One piece of infrastructure I learned about that has had a big
impact on road safety is the Port Tunnel, a major project that
removed HGVs (heavy goods vehicles) from Dublin's city center. In the
period from 1996-2000, 13 of 18 total bicyclist deaths involved HGVs.
Damien told me that pedestrian and cyclist fatality numbers have
dropped dramatically since the opening of the tunnel rerouted most
freight traffic away from the city's quays and city center routes,
combined with the initially controversial lowering of the speed limit
to 30km/h (17 mph) within the city center (
stats up to 2007 can be found here).
Damien gave me insight into the human
infrastructure that makes cycling in Dublin easier, showing me the
passages and routes that were not marked with signs.
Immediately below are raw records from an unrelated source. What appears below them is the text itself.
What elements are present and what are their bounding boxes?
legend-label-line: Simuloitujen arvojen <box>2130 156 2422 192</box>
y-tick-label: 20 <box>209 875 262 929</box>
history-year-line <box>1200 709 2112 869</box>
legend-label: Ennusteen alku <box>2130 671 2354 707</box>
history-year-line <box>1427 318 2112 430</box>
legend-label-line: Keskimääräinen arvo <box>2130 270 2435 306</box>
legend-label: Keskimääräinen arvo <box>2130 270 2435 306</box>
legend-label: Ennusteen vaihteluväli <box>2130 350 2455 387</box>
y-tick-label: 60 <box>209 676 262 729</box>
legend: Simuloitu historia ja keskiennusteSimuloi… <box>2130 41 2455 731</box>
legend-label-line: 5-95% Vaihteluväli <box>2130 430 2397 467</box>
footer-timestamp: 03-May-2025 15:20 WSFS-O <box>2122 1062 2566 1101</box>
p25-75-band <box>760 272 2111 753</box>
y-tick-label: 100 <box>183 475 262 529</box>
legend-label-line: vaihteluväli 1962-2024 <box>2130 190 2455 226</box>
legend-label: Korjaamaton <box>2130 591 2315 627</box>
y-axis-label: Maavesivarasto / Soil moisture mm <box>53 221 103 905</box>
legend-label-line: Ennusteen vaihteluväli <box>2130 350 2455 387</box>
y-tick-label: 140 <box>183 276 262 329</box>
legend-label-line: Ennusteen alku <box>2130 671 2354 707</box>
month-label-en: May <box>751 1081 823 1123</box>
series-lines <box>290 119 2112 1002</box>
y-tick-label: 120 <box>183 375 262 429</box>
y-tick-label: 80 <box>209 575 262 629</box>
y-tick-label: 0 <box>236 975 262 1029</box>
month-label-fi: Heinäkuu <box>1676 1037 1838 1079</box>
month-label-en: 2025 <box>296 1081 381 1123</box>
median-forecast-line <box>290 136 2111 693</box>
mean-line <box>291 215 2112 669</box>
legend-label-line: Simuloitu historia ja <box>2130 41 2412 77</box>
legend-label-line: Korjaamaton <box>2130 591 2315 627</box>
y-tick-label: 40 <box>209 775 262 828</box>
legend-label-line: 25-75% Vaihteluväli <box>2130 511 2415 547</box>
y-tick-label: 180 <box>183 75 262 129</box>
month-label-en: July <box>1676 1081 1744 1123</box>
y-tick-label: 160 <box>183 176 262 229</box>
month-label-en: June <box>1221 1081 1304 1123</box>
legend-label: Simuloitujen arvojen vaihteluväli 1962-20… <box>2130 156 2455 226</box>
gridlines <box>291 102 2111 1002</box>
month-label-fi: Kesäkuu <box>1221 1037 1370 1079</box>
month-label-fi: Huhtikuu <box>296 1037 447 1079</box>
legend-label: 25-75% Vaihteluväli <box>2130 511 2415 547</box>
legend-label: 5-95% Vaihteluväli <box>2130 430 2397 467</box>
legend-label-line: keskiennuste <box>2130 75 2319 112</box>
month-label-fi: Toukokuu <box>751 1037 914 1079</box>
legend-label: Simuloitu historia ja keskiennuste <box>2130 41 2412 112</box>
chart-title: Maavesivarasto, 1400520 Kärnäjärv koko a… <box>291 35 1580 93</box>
At one point, we
biked between the rails on a tramway. Cycle campaigners in Dublin
have been lobbying to change one way streets there into two way for
bicyclists and buses, but for now navigating can be complicated due
to the lack of parallel streets.
We stopped to admire the Samuel Beckett
bridge designed by Santiago Calatrava, a characteristically graceful
structure that looked like a massive harp made of bone. Damien
pointed out how much of the bridge's space had been given over to
bicyclists, pedestrians, and buses (the lane to the left of the car
pictured is a bus lane, and there is another in the opposite
direction).
As usual, exploring a new city on a
bike showed me things I hadn't noticed while riding the bus or
walking around, and the feeling of getting comfortable on an
unfamiliar bike kept my attention to my bodily experience of the
afternoon. I saw many kinds of people biking in Dublin, from students
to workers to people with babies. They clearly have a strong advocacy
movement, centered at the all-volunteer
Dublin
Cycling Campaign, which has been growing for 20 years. I was glad
to see that their bike advocates are working with the shape of the
city as it exists now, rather than imagining that massive shifts in
infrastructure are necessary to increase the numbers of bike
commuters. And innovations in Dublin have an impact on the rest of
the country, Damien told me, where there is less biking in rural
areas than in cities. I was about to see for myself what it was like
to live carfree in a place like rural Donegal Town.